Ross later told CNBC in November that he had disclosed an interest in Navigator three times on his financial disclosure form. But Sen. Richard Blumenthal, D-Conn., told NBC News that he and other members of Congress were under the impression that Ross had divested all of his interests in Navigator and were unaware of the company's ties to Russians.
On the heels of the news about Navigator,a Trump administration official told the Reuters news agency that Ross was in the process of selling off his holdings in Navigator, and also had already divested his interest in an oil tanker company called Diamond S Shipping.
But Forbes' new article says that official filings by Ross show that he had already divested funds that held Navigator stock several days before the news broke about his stake.
"Six days later, he opened a short position against [Navigator]. That meant if shares of Navigator plummeted on the Paradise Papers news, Ross could presumably cash out with a gain," the article said.
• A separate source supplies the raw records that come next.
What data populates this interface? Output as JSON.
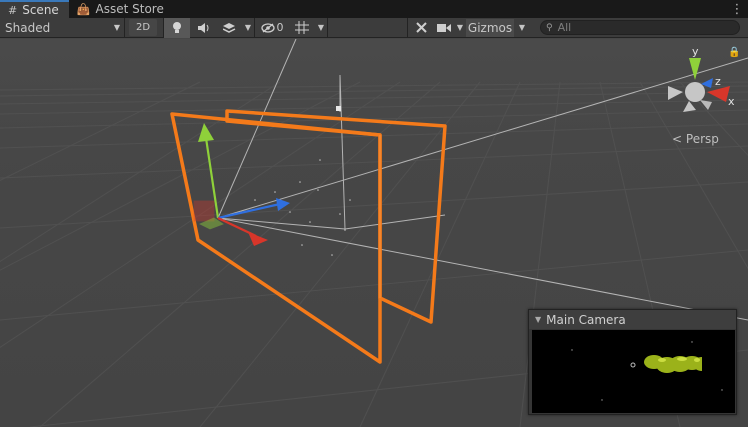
{
  "tabs": [
    {
      "label": "Scene",
      "icon": "grid-icon",
      "active": true
    },
    {
      "label": "Asset Store",
      "icon": "bag-icon",
      "active": false
    }
  ],
  "toolbar": {
    "draw_mode": "Shaded",
    "mode_2d": "2D",
    "hidden_count": "0",
    "gizmos_label": "Gizmos",
    "search_placeholder": "All"
  },
  "gizmo": {
    "axis_x": "x",
    "axis_y": "y",
    "axis_z": "z",
    "projection_label": "Persp"
  },
  "camera_preview": {
    "title": "Main Camera"
  },
  "colors": {
    "selection_outline": "#f47a1a",
    "axis_x": "#d8362a",
    "axis_y": "#8fd13a",
    "axis_z": "#2f6fe0",
    "tab_accent": "#3a79bb"
  }
}
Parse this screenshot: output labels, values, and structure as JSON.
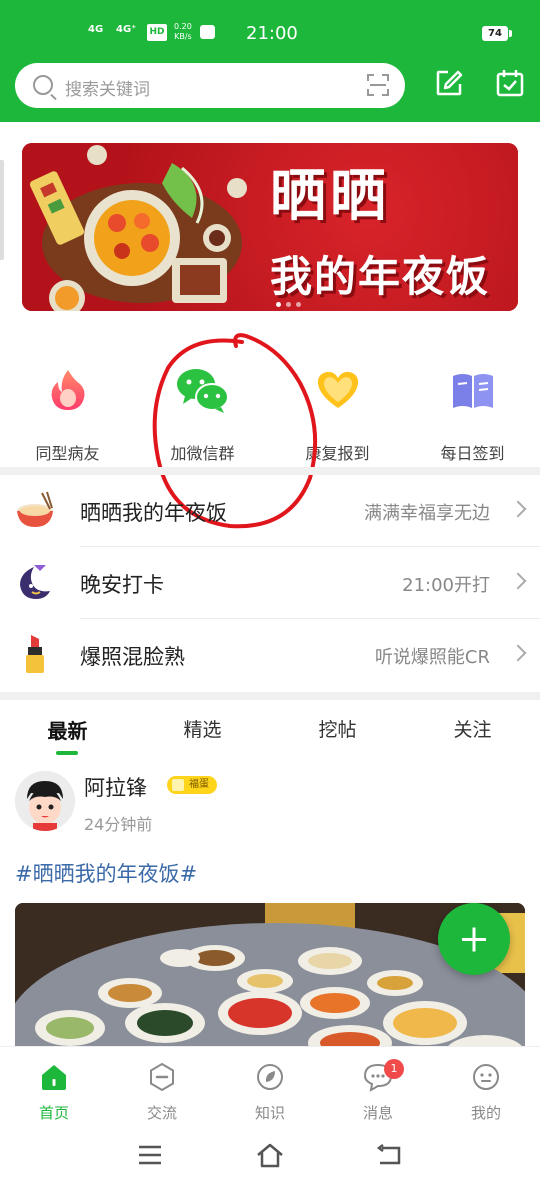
{
  "status_bar": {
    "signal1": "4G",
    "signal2": "4G⁺",
    "hd": "HD",
    "speed_value": "0.20",
    "speed_unit": "KB/s",
    "time": "21:00",
    "battery": "74"
  },
  "header": {
    "search_placeholder": "搜索关键词",
    "accent_color": "#1db83b"
  },
  "banner": {
    "title": "晒晒",
    "subtitle": "我的年夜饭",
    "page_count": 3,
    "active_page": 1
  },
  "quick_actions": [
    {
      "label": "同型病友",
      "icon": "flame-icon"
    },
    {
      "label": "加微信群",
      "icon": "wechat-icon"
    },
    {
      "label": "康复报到",
      "icon": "heart-icon"
    },
    {
      "label": "每日签到",
      "icon": "book-icon"
    }
  ],
  "topics": [
    {
      "title": "晒晒我的年夜饭",
      "subtitle": "满满幸福享无边",
      "icon": "bowl-icon"
    },
    {
      "title": "晚安打卡",
      "subtitle": "21:00开打",
      "icon": "moon-icon"
    },
    {
      "title": "爆照混脸熟",
      "subtitle": "听说爆照能CR",
      "icon": "lipstick-icon"
    }
  ],
  "feed_tabs": [
    "最新",
    "精选",
    "挖帖",
    "关注"
  ],
  "active_tab": 0,
  "post": {
    "author": "阿拉锋",
    "badge": "福蛋",
    "time_ago": "24分钟前",
    "hashtag": "#晒晒我的年夜饭#"
  },
  "bottom_nav": [
    {
      "label": "首页",
      "icon": "home-icon",
      "active": true
    },
    {
      "label": "交流",
      "icon": "chat-icon"
    },
    {
      "label": "知识",
      "icon": "knowledge-icon"
    },
    {
      "label": "消息",
      "icon": "message-icon",
      "badge": "1"
    },
    {
      "label": "我的",
      "icon": "profile-icon"
    }
  ]
}
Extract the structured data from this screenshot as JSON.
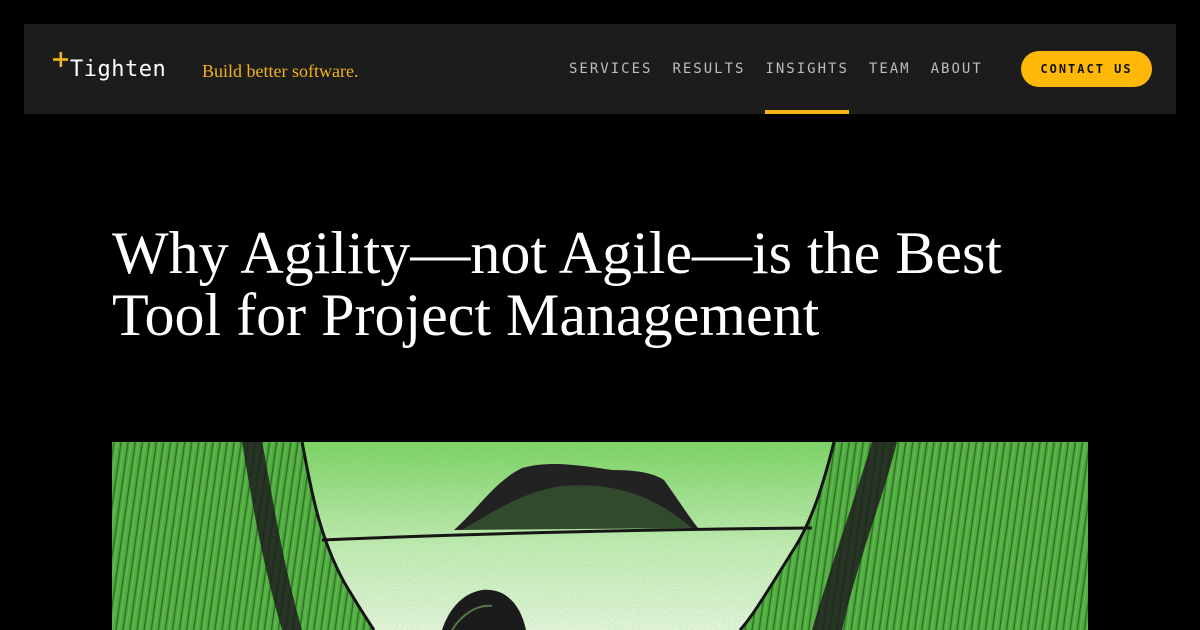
{
  "header": {
    "logo": {
      "text": "Tighten",
      "icon": "plus-icon",
      "color": "#f5b51a"
    },
    "tagline": "Build better software.",
    "nav": [
      {
        "label": "SERVICES",
        "active": false
      },
      {
        "label": "RESULTS",
        "active": false
      },
      {
        "label": "INSIGHTS",
        "active": true
      },
      {
        "label": "TEAM",
        "active": false
      },
      {
        "label": "ABOUT",
        "active": false
      }
    ],
    "cta": "CONTACT US"
  },
  "article": {
    "title": "Why Agility—not Agile—is the Best Tool for Project Management"
  },
  "hero": {
    "description_icon": "green-illustration",
    "colors": {
      "green": "#5fbf4e",
      "light": "#cdeec0",
      "ink": "#111111"
    }
  },
  "colors": {
    "accent": "#ffb808",
    "header_bg": "#1c1c1c",
    "page_bg": "#000000"
  }
}
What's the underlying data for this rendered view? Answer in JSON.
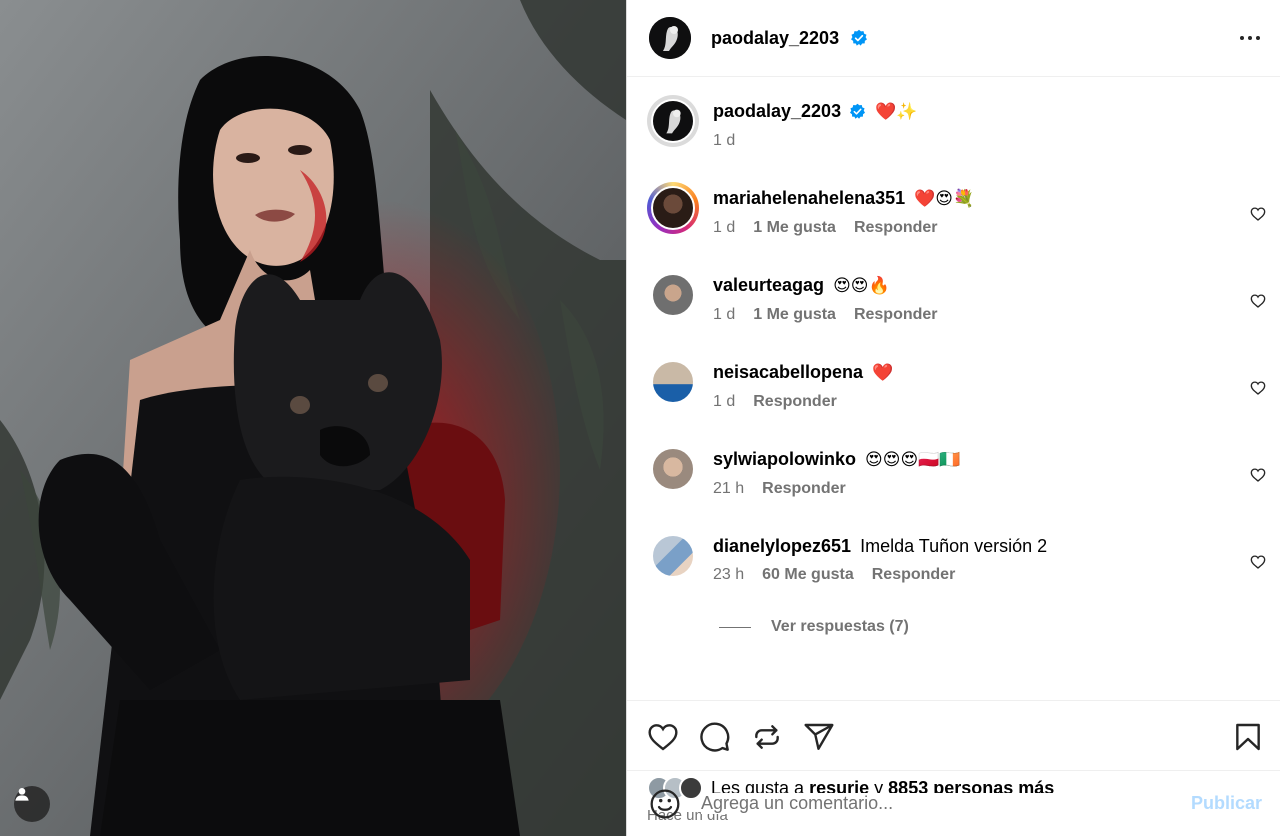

New York Times reporter Mike McIntire tweeted about the Forbes story on Monday, noting that Ross' short sale of Navigator came days after McIntire asked him about his investment in that company.
Navigator's stock drifted down 4 percent over the 11 days before Ross exited his short position in the company's shares, according to the Forbes article.
And, "His family still appears to have an interest in Navigator," Forbes said.
The article also said that Ross previously had, "armed with cash from the Chinese ... dumped millions into Diamond S Shipping." The Connecticut company's website notes that its shareholders includes affiliates of WL Ross and Co., the investment firm Ross previously headed.
Forbes said, Ross "apparently handed over an interest in [Diamond S] to his family," last year.
The family also is believed to have an interest in the Bank of Cyprus , according to the article.
Forbes said that the largest shareholder in that bank is Russian oligarch Viktor Vekselberg.
Vekselberg was reportedly stopped this year at a U.S. airport and questioned by investigators working for Mueller, the special counsel probing Russian interference in the 2016 presidential election.
Vekselberg has been linked to Columbus Nova, a U.S. investment firm founded by his cousin. Last month, it was revealed that Columbus Nova had paid Trump's longtime personal lawyer and fixer Michael Cohen $500,000 for what the firm said was consulting about "real estate."
Cohen is currently under criminal investigation by federal prosecutors in New York City, but has not been charged.